In his poem “Cancer Alley,” referring to a region of Louisiana that stretches from Baton Rouge to New Orleans (where Osundare has lived for years) that contains about a quarter of the petrochemical production in the United States and one of the highest cancerous rates in the country, we see just how real—and current—these threats are. Like many of Osundare’s poems, the piece lets the reader know what the rhythm of the poem is—we are informed to read the poem “to a quick, mock-martial tempo.” We hear Osundare’s voice, hear the sighs of our dying earth. We know that these poems are supposed to live and be heard out in this world. In “Cancer Alley,” Osundare uses the first person plural, trying to give the community, the community that has had so many people die, a voice. Trying to give a voice to people in places like Gordon Plaza, a subdivision of New Orleans that was built on top of a landfill and has one of the worst rates of cancer in the state, a community that is predominantly Black but that isn’t supported by the city, state, or federal government. Osundare writes about the inanimate killers in the area, the “reddish vapour” and the “frightened wall a yellow ooze” that “the Government Inspector discerns no flaw / Should the tenants move there’s a lot to lose.” We see how the poisons are described as more colorful than the Government Inspector’s view of the people who live there—just “tenants” occupying “lots,” which are the biggest thing that can be lost.

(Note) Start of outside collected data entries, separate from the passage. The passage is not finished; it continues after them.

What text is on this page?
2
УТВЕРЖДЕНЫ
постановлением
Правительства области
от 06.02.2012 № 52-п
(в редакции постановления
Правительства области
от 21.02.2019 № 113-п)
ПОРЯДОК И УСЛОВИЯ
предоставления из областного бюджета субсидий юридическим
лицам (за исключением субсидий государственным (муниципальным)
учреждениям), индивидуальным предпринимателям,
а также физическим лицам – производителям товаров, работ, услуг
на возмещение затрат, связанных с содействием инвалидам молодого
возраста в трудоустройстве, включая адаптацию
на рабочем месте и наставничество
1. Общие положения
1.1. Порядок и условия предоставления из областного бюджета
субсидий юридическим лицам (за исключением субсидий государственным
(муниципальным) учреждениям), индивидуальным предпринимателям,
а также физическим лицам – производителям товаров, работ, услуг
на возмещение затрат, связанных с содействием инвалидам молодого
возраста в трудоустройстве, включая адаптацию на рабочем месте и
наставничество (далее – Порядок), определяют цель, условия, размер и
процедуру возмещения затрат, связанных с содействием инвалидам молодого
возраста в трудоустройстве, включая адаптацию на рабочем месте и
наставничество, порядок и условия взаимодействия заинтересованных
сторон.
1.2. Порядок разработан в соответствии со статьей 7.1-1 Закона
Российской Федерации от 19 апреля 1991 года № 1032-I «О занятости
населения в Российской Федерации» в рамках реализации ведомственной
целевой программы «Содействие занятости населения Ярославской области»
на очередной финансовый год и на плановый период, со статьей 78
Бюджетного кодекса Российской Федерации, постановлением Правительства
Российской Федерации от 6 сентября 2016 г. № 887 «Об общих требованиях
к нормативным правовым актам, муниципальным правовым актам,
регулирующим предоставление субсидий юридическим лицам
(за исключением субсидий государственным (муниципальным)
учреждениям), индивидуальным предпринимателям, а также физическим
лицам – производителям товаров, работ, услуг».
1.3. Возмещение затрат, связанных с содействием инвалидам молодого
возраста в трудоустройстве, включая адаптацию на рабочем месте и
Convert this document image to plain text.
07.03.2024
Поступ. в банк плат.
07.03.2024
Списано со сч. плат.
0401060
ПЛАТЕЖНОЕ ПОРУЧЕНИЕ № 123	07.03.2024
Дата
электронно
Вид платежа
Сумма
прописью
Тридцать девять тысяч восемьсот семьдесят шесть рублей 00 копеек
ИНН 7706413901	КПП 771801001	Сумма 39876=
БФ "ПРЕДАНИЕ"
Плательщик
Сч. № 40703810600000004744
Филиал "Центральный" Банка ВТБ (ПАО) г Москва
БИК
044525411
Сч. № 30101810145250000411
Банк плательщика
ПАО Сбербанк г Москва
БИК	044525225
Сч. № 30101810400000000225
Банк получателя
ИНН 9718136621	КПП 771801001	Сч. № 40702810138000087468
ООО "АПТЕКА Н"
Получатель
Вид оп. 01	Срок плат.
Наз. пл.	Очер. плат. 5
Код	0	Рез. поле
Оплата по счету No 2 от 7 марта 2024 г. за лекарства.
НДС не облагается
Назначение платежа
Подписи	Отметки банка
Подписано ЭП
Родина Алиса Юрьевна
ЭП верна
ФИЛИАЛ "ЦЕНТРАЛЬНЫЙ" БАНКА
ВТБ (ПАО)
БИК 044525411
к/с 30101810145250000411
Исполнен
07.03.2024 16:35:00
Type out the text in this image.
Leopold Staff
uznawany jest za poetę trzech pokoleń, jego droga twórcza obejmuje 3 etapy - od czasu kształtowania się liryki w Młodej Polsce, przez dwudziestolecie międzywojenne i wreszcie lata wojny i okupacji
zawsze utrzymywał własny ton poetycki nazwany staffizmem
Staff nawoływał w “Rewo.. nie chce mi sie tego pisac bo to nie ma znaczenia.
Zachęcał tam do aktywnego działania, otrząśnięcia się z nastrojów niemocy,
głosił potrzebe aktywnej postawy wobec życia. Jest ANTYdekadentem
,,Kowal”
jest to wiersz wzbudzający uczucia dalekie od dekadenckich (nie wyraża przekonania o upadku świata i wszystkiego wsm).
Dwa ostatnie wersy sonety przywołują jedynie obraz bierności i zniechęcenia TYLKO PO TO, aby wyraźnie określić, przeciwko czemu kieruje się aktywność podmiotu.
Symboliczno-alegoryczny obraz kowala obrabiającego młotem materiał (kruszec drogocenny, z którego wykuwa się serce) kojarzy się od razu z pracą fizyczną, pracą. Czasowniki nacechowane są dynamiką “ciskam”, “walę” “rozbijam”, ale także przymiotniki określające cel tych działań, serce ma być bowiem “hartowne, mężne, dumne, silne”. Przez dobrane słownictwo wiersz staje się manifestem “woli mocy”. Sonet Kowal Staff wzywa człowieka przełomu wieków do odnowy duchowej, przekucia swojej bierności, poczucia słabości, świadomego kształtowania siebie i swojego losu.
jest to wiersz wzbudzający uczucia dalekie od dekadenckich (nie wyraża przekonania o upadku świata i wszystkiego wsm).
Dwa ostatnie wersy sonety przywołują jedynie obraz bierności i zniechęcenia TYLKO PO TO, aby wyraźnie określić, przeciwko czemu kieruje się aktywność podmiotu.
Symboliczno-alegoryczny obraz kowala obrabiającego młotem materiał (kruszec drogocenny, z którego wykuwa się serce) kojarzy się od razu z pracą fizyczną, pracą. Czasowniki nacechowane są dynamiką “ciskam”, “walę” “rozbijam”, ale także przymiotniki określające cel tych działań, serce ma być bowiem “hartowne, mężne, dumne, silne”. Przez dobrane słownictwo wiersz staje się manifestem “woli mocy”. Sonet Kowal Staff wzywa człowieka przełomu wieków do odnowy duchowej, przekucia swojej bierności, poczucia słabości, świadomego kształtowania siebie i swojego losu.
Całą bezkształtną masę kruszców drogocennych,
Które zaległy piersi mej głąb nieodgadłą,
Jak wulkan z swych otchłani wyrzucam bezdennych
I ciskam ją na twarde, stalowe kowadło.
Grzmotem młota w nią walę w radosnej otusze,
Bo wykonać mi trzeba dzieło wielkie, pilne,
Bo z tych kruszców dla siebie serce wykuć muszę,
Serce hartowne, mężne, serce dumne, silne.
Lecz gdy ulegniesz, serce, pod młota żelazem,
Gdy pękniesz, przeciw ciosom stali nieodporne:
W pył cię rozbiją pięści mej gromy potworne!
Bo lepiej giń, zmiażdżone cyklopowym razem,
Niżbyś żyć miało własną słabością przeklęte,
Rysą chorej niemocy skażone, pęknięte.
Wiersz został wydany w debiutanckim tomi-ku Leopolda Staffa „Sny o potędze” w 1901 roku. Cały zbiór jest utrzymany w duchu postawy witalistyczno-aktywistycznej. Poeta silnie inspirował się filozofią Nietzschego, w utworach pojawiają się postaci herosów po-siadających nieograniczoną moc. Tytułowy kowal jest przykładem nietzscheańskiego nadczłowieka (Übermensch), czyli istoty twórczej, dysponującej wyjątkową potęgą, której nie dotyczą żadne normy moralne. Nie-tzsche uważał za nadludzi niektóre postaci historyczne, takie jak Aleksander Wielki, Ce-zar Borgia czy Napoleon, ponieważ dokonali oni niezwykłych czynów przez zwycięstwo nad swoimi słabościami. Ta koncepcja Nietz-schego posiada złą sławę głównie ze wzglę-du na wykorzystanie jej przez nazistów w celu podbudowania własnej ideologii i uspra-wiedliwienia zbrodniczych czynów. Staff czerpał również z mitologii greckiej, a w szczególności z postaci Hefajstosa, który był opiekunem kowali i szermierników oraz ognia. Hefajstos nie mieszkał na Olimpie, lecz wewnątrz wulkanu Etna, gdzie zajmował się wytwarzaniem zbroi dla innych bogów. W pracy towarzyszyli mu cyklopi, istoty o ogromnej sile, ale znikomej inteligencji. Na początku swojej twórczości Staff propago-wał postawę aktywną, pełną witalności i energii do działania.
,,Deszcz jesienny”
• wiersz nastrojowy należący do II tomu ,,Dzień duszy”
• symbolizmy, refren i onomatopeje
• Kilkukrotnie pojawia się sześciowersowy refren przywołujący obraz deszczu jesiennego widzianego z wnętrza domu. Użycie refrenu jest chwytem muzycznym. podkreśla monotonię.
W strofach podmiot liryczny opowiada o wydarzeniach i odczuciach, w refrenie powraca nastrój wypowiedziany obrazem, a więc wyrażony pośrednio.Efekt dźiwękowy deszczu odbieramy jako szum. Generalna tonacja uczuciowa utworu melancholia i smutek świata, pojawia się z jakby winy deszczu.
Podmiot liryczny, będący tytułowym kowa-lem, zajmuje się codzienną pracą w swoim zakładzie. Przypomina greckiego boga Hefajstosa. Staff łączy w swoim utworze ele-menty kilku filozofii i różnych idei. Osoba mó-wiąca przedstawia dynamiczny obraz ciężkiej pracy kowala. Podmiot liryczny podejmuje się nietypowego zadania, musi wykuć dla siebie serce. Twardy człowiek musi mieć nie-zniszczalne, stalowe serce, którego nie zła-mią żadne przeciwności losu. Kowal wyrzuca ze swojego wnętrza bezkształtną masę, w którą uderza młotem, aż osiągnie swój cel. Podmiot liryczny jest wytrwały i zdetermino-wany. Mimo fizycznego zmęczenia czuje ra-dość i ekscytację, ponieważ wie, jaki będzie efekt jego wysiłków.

Osundare has written about important topics all of his life, using different mediums to get his points across. With climate change, we are facing a crisis that is hard to comprehend. It is an apocalypse for our planet, our species, our lives as we know it. In past works, Osundare has asked, “What do you call a city / Without people?” In Green: Sighs of Our Ailing Planet, he asks, What do you call our world without people?  He writes poems that try to humanize our dying earth, to see if people will care more about something, someone, if we can see it, hear it dying. If we can hear the sighs of our ailing planet, maybe we will force action among the powerful who continue to destroy the planet we all call home.

I don’t know if Green: Sighs of Our Ailing Planet will work in that particular mission. But even if these poems, or any poems, don’t change the world fast enough to save it, at least maybe their words can keep their energy in our world, keep us wondering what we can do to honor it, if not save it.